A simple extension of the Leiden algorithm has been included in Cellar to allow re-clustering of the data while keeping certain clusters fixed. In other words, given a set of points \(\mathcal{A}\) and a “fixed” subset \(\mathcal{F}\in\mathcal{A}\), the cluster assignments for all the points in \(\mathcal{F}\) will not change during the iterations of Leiden. This is particularly useful for re-distributing any poor quality clusters that were obtained due to noise in the process of label transfer, or even in combination with uncertainty clustering where low-scoring cells may need to be re-clustered but homogeneous clusters need to be kept intact. Clusters can be fixed by expanding the settings tab for Semi-Supervised Leiden and ticking the checkbox next to that cluster’s or subset’s name.
Label Transfer

Often it is desirable to perform annotation of cell types in a supervised manner where the supervision comes in the form of “reference data”. This has the advantage of saving time, but also more importantly avoiding any human biases or errors during the annotatation process. Cellar implements two such methods for transferring labels in a supervised manner: 1) The Ingest function from Scanpy, and 2) SingleR. Ingest works by first projecting the query and reference data into a shared PCA space and then using e nearest neighbors classifier to assign labels. SingleR, on the other hand, is a correlation based method that queries the reference dataset and iteratively removes low scoring cell types until only one remains. This procedure is applied to each cell individually so SingleR is typically slower than Ingest. For both algorithms, we only consider the features which are in common for the query and reference data, so please make sure the naming convention for the two is the same.

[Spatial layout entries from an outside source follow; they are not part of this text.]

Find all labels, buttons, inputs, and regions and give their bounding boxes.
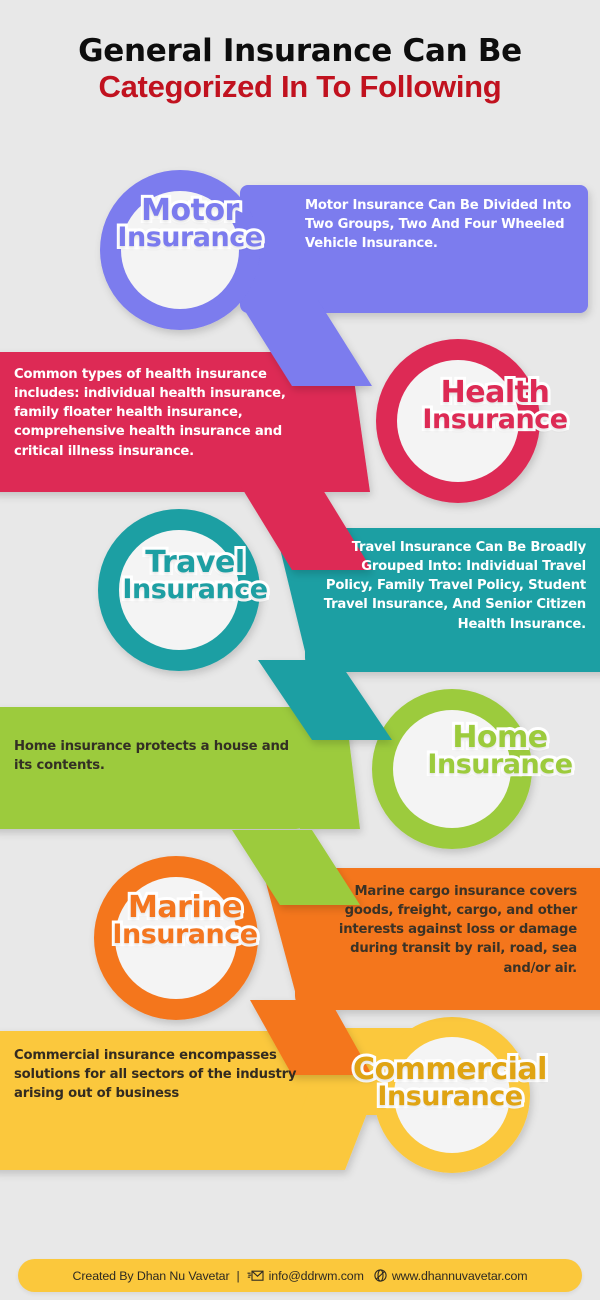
label-health-line1: Health — [330, 378, 600, 407]
label-travel-line2: Insurance — [30, 577, 360, 603]
label-marine-line1: Marine — [10, 893, 360, 922]
footer-email[interactable]: info@ddrwm.com — [269, 1269, 364, 1283]
footer-bar: Created By Dhan Nu Vavetar | info@ddrwm.… — [18, 1259, 582, 1292]
label-commercial-line2: Insurance — [280, 1084, 600, 1110]
label-travel-line1: Travel — [30, 548, 360, 577]
footer-content: Created By Dhan Nu Vavetar | info@ddrwm.… — [73, 1269, 528, 1283]
description-home: Home insurance protects a house and its … — [14, 737, 294, 775]
label-travel[interactable]: Travel Insurance — [30, 548, 360, 604]
footer-website[interactable]: www.dhannuvavetar.com — [392, 1269, 528, 1283]
globe-icon — [374, 1269, 387, 1282]
label-home-line1: Home — [340, 723, 600, 752]
label-commercial[interactable]: Commercial Insurance — [280, 1055, 600, 1111]
description-travel: Travel Insurance Can Be Broadly Grouped … — [322, 538, 586, 634]
description-commercial: Commercial insurance encompasses solutio… — [14, 1046, 310, 1103]
label-health[interactable]: Health Insurance — [330, 378, 600, 434]
label-home-line2: Insurance — [340, 752, 600, 778]
description-health: Common types of health insurance include… — [14, 365, 314, 461]
label-motor-line1: Motor — [0, 196, 380, 225]
footer-separator: | — [235, 1269, 242, 1283]
label-motor[interactable]: Motor Insurance — [0, 196, 380, 252]
label-health-line2: Insurance — [330, 407, 600, 433]
envelope-icon — [247, 1270, 264, 1282]
label-marine-line2: Insurance — [10, 922, 360, 948]
label-marine[interactable]: Marine Insurance — [10, 893, 360, 949]
footer-credit: Created By Dhan Nu Vavetar — [73, 1269, 230, 1283]
label-commercial-line1: Commercial — [280, 1055, 600, 1084]
label-motor-line2: Insurance — [0, 225, 380, 251]
label-home[interactable]: Home Insurance — [340, 723, 600, 779]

NOTE: In Cellar, label transfer should be used under dual mode. The “active” dataset serves the role of a query dataset, while the “inactive” one will be used as a reference.

“Cell ID Based” label transfer simply matches the cell barcodes between the two datasets and copies cluster assignments from one to the other. This is useful when analyzing two data modalities that were profiled from the same cells, such as in the case of SNARE-seq.

The scatter plot with the 2D embeddings will update to show cluster assignments after this step is complete. Cluster numbering starts from \(0\). The color palette can be modified by clicking the palette shaped button at the plot’s toolbar.

The cluster assignments are stored under adata.obs['labels']. The neighbors graph is stored as a sparse matrix under adata.obsp['neighs']. Related settings are stored under adata.uns['labels'].